Support Questions

Find answers, ask questions, and share your expertise

loop xml attributes

avatar
Contributor

We have the below xml configuration as input to get the to-path value to put files.

<configuration verbose="false" debugMode="false">
	<dataFlows> 		
		<dataFlow>
			<properties> 				
				<dept>salary</dept>
				<version>1.0</version>			
			</properties>
			<filePattern>salary_*.gz</filePattern> 	
			<to>				
				<path>d_${dept}/${version}/csv</path> 			
			</to> 		
		</dataFlow> 
		<dataFlow>
			<properties> 				
				<dept>pension</dept>
				<version>2.2</version>			
			</properties>
			<filePattern>pension_*.gz</filePattern> 	
			<to>				
				<path>d_${dept}/${version}/csv</path> 			
			</to> 		
		</dataFlow> 	
	</dataFlows> 
</configuration>

I have followed the nifi-lookupattribute-and-updateattributes to handle a single <dataFlow>. Thanks to @jfrazee.
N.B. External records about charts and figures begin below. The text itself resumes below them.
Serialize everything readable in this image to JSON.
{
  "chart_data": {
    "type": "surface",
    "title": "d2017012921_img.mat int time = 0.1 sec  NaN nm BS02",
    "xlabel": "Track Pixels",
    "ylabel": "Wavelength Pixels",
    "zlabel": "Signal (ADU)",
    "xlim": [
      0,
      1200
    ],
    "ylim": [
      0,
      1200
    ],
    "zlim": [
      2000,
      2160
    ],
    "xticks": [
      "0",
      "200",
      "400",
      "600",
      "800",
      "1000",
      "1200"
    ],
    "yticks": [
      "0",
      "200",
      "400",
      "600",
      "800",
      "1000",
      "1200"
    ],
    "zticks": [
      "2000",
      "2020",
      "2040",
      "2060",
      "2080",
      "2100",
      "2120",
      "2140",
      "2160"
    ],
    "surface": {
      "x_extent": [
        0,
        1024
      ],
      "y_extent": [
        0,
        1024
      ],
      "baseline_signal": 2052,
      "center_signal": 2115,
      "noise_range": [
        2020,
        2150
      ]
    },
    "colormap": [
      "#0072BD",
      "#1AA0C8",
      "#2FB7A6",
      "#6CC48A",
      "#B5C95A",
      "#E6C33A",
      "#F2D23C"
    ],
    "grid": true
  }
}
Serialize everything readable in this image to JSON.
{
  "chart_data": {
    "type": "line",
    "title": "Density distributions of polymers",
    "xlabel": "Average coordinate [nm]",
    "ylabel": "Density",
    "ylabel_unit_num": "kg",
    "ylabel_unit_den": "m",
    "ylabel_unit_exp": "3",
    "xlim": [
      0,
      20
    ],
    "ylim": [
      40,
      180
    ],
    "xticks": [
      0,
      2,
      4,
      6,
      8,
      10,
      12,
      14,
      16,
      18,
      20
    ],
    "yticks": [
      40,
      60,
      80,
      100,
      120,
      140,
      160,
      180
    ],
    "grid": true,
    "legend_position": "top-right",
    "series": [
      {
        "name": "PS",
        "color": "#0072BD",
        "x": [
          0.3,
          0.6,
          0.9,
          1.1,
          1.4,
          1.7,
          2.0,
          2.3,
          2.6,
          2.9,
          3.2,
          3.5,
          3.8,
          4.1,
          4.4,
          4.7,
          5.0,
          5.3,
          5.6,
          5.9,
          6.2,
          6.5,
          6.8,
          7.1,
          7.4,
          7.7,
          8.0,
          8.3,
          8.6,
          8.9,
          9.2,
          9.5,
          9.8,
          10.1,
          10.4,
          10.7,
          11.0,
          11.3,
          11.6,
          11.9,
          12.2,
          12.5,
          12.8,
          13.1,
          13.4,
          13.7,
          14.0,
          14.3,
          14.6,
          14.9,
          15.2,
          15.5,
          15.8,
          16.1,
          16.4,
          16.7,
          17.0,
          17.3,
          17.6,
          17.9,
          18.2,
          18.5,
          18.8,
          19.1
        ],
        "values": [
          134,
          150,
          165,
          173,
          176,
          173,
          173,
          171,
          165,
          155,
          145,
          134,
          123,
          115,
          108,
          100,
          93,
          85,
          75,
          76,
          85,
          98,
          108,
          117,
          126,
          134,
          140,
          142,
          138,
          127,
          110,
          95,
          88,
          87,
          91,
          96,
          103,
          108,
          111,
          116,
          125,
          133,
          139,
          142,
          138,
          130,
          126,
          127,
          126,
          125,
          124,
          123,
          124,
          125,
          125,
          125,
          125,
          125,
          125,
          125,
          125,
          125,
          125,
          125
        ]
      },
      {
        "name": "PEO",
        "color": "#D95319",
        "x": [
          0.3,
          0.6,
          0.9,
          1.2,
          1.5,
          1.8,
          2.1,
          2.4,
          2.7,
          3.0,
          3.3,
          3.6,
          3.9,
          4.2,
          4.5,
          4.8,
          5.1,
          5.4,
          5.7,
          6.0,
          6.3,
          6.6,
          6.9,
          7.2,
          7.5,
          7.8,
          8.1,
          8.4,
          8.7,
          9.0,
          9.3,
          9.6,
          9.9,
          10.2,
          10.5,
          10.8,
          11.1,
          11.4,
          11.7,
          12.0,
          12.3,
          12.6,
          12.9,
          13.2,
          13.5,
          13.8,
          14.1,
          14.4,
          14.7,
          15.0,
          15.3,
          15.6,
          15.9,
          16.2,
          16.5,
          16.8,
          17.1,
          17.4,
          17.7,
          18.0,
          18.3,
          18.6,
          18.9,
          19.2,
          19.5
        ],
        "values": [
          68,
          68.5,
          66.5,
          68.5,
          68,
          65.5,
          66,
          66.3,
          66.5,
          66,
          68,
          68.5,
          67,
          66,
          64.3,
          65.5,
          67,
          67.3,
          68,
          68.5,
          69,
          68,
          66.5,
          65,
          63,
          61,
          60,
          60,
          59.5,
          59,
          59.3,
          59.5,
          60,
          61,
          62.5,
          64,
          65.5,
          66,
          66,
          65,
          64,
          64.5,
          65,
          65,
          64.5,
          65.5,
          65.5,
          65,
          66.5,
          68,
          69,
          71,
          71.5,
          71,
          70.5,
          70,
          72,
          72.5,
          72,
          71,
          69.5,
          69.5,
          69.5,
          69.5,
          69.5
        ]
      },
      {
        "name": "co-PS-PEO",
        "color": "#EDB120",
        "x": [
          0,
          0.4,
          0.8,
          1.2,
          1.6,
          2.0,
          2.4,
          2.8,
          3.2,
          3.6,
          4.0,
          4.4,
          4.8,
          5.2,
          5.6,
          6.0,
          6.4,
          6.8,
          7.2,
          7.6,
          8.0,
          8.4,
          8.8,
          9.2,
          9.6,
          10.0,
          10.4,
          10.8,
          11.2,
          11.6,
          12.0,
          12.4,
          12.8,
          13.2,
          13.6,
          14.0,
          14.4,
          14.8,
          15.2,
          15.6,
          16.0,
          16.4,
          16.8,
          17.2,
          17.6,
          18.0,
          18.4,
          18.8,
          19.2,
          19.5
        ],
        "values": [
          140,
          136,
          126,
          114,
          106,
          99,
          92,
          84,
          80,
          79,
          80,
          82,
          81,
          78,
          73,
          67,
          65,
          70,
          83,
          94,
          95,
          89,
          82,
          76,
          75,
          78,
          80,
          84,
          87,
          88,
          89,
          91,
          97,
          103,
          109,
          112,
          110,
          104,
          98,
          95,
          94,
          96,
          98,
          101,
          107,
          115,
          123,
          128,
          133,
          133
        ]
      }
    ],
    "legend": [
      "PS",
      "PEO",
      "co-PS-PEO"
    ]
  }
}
Does anyone know how to loop attributes? I will be having 100s of <dataFlow> attributes in a single xml config file. I have added just 2 in the above example.

1 ACCEPTED SOLUTION

avatar

Hi @Pavan Challa

If I understand your use case correctly, I think I have come up with a groovy script to do the job.

It loops through dataFlow elements, test if filePattern matches, then resolve path with ExpressionLanguage. Please check this Gist if it works for you:

https://gist.github.com/ijokarumawak/a4ef40b49b45cecf3c43b56493683725

I had to change filePattern to be Regular Expression

<filePattern>salary_*.gz</filePattern>
/* Added a dot before the star */
<filePattern>salary_.*.gz</filePattern>

Hope this helps.

View solution in original post

4 REPLIES 4

avatar

Hello @Pavan Challa

Probably SplitXml processor will be helpful. Specify depth '2' and you'll get FlowFiles having only single 'dataFlow' element as its content.

avatar
Contributor

@kkawamura, Thanks for your response. In my case, the FlowFiles are not xml files. It will be txt or gz files. So I will be using LookupAttributes (which will be using XMLFileLookupService) to read the XML config file (shown above) for to-path to put FlowFiles (*.txt or *.gz) into destination path (to-path: ex: /d_salary/1.0/csv or /d_pension/2.2/csv). So I need to know the way to loop my XML config file.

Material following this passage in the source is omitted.